There are lots of variables when it comes to managing heat in modern, high-powered Macs with Intel Core i5 and i7 processors. The Energy Saver settings, the workload on the Mac, say, with heavy video processing, and the ambient conditions are a few. Some household rooms are not well ventilated, and sometimes the Mac is put to work in a place that has some summer sun and not a lot of cooling.
Our Macs have temperature sensors and fans, and Mac OS X is designed to kick those fans on when needed. But those fans are also designed to run quietly, and that means low RPMs, perhaps in 1,000 RPM range. You may net even be able to hear your Mac’s fan running that that speed. However, there may be times when you just need a little extra fan speed — something you can hear and offers warm (no pun) fuzzies.
smcFanControl is an app that’s designed to give you that little bit of extra manual control for judicious use. It’s an app, but its user interface is restricted to the Mac OS X Menubar for ease of access and a good user experience. Here’s how it looks on an older MacBook Pro:
Note that it sees the two fans, left and right. You can check the sync box to slave the sliders. You can control the display of the temperature and fan RPMs in the popup, and even change the color of the text in the Menubar. By bumping up the minimum RPM a few hundred RPM, you may get just what you need. Other settings allow you to create a named setting based on the power source. That’s what the “+” does in the upper right corner. In this app, nothing is altered until you click the “save” button at the bottom. For safety, all settings return to the default when the Mac is restarted.

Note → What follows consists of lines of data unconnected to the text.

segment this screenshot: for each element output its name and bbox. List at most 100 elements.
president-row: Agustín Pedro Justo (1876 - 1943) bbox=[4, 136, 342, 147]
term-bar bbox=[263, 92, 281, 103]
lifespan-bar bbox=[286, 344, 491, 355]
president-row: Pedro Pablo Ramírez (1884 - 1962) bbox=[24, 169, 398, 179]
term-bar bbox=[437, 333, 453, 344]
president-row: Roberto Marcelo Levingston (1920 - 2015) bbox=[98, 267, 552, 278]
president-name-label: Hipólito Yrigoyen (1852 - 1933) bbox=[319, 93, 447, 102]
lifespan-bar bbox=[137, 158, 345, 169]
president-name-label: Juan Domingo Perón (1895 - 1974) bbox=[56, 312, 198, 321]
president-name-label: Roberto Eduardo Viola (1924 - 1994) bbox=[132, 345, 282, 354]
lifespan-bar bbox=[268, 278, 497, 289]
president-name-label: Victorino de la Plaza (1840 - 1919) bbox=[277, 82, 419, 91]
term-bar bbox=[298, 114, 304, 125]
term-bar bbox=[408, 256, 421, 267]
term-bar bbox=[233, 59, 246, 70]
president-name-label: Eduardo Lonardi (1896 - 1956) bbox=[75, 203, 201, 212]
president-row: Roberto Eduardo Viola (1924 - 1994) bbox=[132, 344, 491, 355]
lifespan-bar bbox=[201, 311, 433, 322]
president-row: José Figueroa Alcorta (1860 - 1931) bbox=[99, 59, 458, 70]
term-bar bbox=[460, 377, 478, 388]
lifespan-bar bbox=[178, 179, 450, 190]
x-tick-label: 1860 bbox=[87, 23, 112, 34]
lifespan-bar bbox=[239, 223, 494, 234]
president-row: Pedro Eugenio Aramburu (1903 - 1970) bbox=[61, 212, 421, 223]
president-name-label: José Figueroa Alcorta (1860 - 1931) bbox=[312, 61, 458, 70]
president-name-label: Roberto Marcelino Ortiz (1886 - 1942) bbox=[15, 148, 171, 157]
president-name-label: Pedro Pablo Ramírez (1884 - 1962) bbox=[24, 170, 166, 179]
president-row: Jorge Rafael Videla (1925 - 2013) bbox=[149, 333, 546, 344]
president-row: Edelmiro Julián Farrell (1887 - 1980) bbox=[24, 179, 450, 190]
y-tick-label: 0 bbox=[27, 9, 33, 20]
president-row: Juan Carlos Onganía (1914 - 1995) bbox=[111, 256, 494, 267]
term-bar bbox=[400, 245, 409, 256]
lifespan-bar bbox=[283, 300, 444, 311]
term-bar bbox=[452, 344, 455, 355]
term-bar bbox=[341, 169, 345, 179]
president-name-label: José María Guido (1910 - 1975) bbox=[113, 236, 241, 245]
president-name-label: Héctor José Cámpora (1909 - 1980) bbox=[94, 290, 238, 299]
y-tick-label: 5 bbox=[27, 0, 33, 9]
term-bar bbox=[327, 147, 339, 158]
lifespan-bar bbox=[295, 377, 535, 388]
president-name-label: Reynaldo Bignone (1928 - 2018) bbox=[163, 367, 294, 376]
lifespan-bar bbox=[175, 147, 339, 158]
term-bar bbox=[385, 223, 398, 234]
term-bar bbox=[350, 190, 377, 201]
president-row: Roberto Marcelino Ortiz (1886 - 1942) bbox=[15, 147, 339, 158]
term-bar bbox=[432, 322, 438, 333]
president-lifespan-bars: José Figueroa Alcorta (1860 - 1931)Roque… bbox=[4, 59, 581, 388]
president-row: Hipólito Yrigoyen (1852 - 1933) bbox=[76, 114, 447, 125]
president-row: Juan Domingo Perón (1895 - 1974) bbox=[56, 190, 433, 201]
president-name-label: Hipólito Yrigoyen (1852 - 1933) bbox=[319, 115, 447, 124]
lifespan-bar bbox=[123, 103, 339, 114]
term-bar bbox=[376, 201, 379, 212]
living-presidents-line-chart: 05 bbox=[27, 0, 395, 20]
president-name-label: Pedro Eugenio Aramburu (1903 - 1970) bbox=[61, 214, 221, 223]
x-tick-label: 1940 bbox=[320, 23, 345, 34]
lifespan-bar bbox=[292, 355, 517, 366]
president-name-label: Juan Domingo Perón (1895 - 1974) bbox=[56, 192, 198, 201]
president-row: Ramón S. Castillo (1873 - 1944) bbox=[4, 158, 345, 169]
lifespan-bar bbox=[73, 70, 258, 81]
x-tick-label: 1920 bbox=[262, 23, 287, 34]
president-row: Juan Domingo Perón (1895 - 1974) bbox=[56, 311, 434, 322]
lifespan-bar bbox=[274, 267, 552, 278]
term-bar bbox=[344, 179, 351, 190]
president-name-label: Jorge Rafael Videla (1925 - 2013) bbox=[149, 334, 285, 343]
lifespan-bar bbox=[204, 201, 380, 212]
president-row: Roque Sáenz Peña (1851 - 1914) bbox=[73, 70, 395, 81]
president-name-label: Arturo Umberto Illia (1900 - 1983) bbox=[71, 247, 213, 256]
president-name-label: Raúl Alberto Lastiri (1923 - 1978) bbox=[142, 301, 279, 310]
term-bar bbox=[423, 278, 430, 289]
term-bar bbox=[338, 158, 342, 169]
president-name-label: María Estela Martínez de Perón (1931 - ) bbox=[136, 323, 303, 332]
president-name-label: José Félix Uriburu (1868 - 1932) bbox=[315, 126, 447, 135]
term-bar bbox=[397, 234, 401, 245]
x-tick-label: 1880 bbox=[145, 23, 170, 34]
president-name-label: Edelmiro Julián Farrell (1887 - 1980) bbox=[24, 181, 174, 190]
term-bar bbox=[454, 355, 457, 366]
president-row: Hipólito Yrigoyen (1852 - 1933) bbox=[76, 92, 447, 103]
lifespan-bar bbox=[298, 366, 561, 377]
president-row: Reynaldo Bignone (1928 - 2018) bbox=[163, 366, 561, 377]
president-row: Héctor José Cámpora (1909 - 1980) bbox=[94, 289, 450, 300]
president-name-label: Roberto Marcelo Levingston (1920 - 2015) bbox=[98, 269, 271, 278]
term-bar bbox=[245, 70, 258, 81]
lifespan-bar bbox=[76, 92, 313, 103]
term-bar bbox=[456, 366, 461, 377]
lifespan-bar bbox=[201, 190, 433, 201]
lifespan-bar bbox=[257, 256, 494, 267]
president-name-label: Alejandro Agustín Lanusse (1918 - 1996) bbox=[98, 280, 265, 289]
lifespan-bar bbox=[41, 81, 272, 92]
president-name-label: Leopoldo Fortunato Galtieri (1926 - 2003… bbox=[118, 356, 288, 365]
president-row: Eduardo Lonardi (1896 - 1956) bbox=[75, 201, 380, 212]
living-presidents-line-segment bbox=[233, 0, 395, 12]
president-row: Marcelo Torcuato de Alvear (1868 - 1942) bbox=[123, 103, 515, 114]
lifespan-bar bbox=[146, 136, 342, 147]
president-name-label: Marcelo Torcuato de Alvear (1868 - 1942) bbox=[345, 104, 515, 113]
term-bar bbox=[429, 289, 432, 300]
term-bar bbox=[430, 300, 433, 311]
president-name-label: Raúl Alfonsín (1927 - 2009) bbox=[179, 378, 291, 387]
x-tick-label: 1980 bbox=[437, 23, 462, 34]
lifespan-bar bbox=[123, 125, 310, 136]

It really is a nifty app because you can monitor the temperature of your Mac’s insides with just a glance at the Menubar.
Here’s how it looks on an iMac.
Note that, in the case, it sees three fans: the optical disc drive (ODD), the hard disk drive (HDD) and the CPU. It doesn’t make sense, here, to slave the sliders because you probably don’t want to or need to change the ODD default setting — considering how seldom we use our DVD drives.
This app will require an administrative password. That’s because, by the design of the Mac OS X kernel, an admin password is required to access hardware. The author explains all that in the excellent FAQ.
Some may have the view that it’s unwise to get carried away with an app like this, and they’re right. Excessive driving of the fans could bring them to early failure, and there are always lingering concerns about voiding the Apple warranty. However, in an inspection of the Apple forums, I didn’t see that anyone had that problem with this app.
A judicious, careful use of this app is called for. One can sense, by feeling the air coming out of a desktop Mac’s vent whether the machine is running warm or scorching hot. The same can be said for a MacBook resting on one’s lap. If you suspect that the Mac needs just a little prodding for a short time, that’s fine. But it doesn’t seem wise to crank up the RPM by thousands and forget about it.
With careful use, this app can get you through those 100 degree sumer days and take some of the load off your Mac, especially if you have some intensive processing to do for awhile. Finally, that little bit of extra cooling could avert an expensive hardware failure if, for some reason, the Mac’s cooling system just isn’t doing a great job.
* At least for those of us in the northern hemisphere.